A defesa do presidente já entrou com um pedido, mesmo antes que a segunda denúncia se materializasse, para que ela não seja aceita enquanto não houver uma definição sobre a validade como prova do primeiro áudio. Tudo indica que há uma tendência majoritária no STF a favor da manutenção das provas, o que não quer dizer que uma eventual segunda denúncia venha a ser aceita pelo Congresso.

Já era muito difícil que isso acontecesse mesmo sem esse novo áudio que reproduz “uma conversa de bêbados”, na definição do próprio Joesley. A Operação Lava Jato, por sinal, está servindo, entre outras coisas, para revelar as entranhas de nossas elites dirigentes em linguagem crua e vulgar.

Já tínhamos ouvido diálogos inacreditáveis envolvendo Lula e seus petistas prediletos, com o mesmo tipo de machismo presente na “conversa de bêbado”. Ouvimos também trocas de palavrões e impropérios em conversas entre políticos, entre políticos e empresários, com uma falta de educação apartidária comum a todos.

E vimos, estarrecidos, como os personagens desse dramalhão que mais parece saído das páginas de realismo mágico de Gabriel Garcia Marques podem chorar de um falso arrependimento, podem se rebaixar diante de um Juiz, podem mentir para se safar, podem omitir informações para proteger seus protetores e a si mesmos.

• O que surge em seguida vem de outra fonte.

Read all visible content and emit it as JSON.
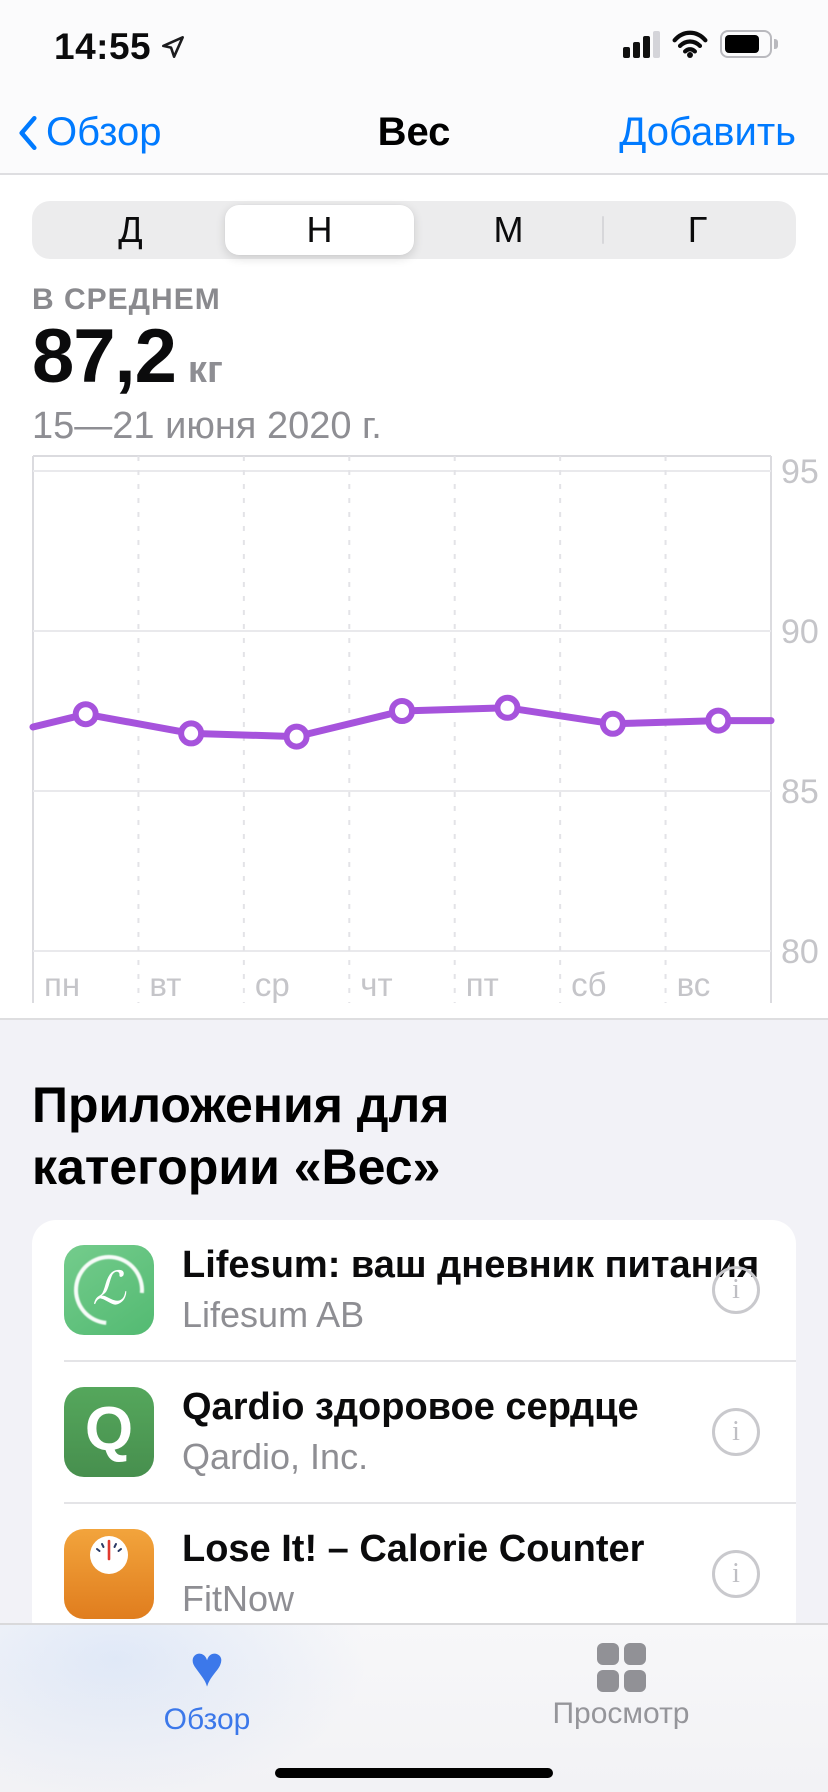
{
  "status_bar": {
    "time": "14:55",
    "signal_bars_filled": 3,
    "signal_bars_total": 4,
    "battery_level": 0.86
  },
  "nav_bar": {
    "back_label": "Обзор",
    "title": "Вес",
    "action_label": "Добавить"
  },
  "segmented_control": {
    "options": [
      "Д",
      "Н",
      "М",
      "Г"
    ],
    "selected": "Н",
    "selected_index": 1
  },
  "summary": {
    "label": "В СРЕДНЕМ",
    "value": "87,2",
    "unit": "кг",
    "period": "15—21 июня 2020 г."
  },
  "chart_data": {
    "type": "line",
    "title": "",
    "xlabel": "",
    "ylabel": "кг",
    "categories": [
      "пн",
      "вт",
      "ср",
      "чт",
      "пт",
      "сб",
      "вс"
    ],
    "values": [
      87.4,
      86.8,
      86.7,
      87.5,
      87.6,
      87.1,
      87.2
    ],
    "edge_start_value": 87.0,
    "edge_end_value": 87.2,
    "yticks": [
      95,
      90,
      85,
      80
    ],
    "ylim": [
      78.9,
      95.5
    ],
    "grid": true,
    "legend": false,
    "line_color": "#A653DC",
    "marker": "open-circle"
  },
  "apps_section": {
    "title": "Приложения для категории «Вес»",
    "info_glyph": "i",
    "apps": [
      {
        "name": "Lifesum: ваш дневник питания",
        "developer": "Lifesum AB",
        "icon_glyph": "ℒ",
        "icon_bg": "#5EC37E"
      },
      {
        "name": "Qardio здоровое сердце",
        "developer": "Qardio, Inc.",
        "icon_glyph": "Q",
        "icon_bg": "#4FA155"
      },
      {
        "name": "Lose It! – Calorie Counter",
        "developer": "FitNow",
        "icon_glyph": "",
        "icon_bg": "#EC9025"
      }
    ]
  },
  "tab_bar": {
    "heart_glyph": "♥",
    "tabs": [
      {
        "label": "Обзор",
        "icon": "heart",
        "active": true
      },
      {
        "label": "Просмотр",
        "icon": "grid",
        "active": false
      }
    ]
  },
  "colors": {
    "accent_blue": "#007AFF",
    "tab_blue": "#3C78EA",
    "chart_purple": "#A653DC"
  }
}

Nada mais devastador do que as malas e caixas com dinheiro vivo encontrados no apartamento de Geddel Vieira Lima, o mesmo que dias antes chorara feito criança para sair da cadeia.

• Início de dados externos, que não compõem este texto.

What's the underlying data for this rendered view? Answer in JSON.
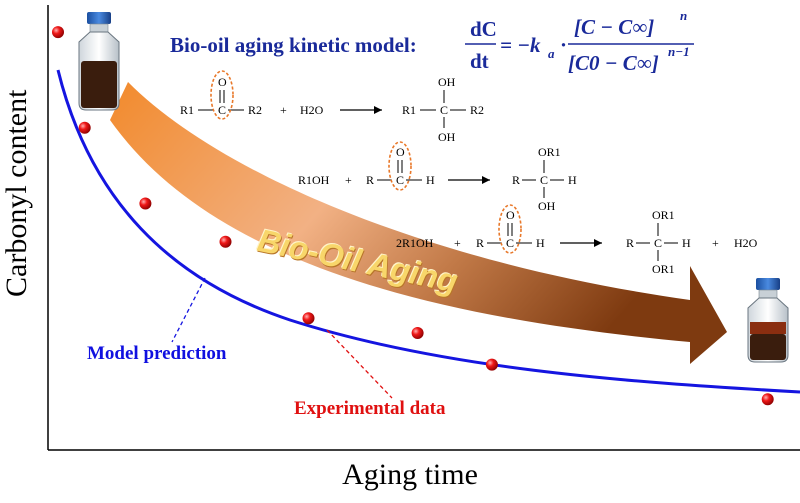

Nada mais patético do que ouvir aquela “conversa de bêbados” e saber que ela se dá entre o proprietário e executivos de uma das maiores empresas brasileiras, fundada em valores como os revelados, guiada por espertezas como as bravateadas entre ruído de gelo nos copos.

O sucesso desse tipo de empresário é fruto direto do capitalismo selvagem à custa da proteção estatal que vigora há muitos anos no país, aprofundada, e por isso mesmo desmoralizada, nos governos petistas.

O depoimento do ex-todo-poderoso Antonio Palocci, desnudando conversas de bastidores entre Lula e empresários como Emilio Odebrecht ( que também já dera mostra de uma insensibilidade notável em depoimento anterior) onde a sorte do país estava sendo jogada, é exemplar do momento decisivo em que o delinqüente escolhe entre contar tudo ou mofar na cadeia.

Um militante político como José Dirceu, ou João Vaccari num plano hierárquico inferior, jamais abrirá o jogo. Vaccari provavelmente por equívocos ideológicos próprios, Dirceu na doce ilusão de manter para a posteridade uma lenda em torno de sua atuação, a única esperança que lhe resta de não passar para a História como um relés ladrão, de sonhos e de pecúnia.

Palocci, um ex-trotkista tomado pela ganância que o tirou duas vezes de governos e encerrou a possibilidade de vir a ser presidente da República, foi bastante sincero em seu depoimento. Estava ali para se aproveitar dos benefícios que a lei outorga aos colaboradores.

Uma passagem digna de registro é quando ele se desculpa com Moro por não chamar propina de propina. Ele diz que está acostumado a esconder na linguagem essas ações transgressoras, e resolve chamar as coisas pelos nomes. “Lula recebia propina da Odebrecht”, falou a certa altura, escandindo as palavras como se as vomitasse.

Se, como tudo indica, o império petista ruir, estará a salvo com sua delação premiada. Se porventura Lula voltar ao poder, o que a cada dia está mais difícil, bastará que Palocci confirme o que os petistas mais renitentes estão alegando. Que sofreu tortura psicológica na prisão e inventou tudo para se livrar das garras de Moro.

Como sua história coincide com dezenas de outras e é corroborada por fatos e provas abundantes, é mais provável que um político arguto como Palocci já notou que a brincadeira chegou ao fim.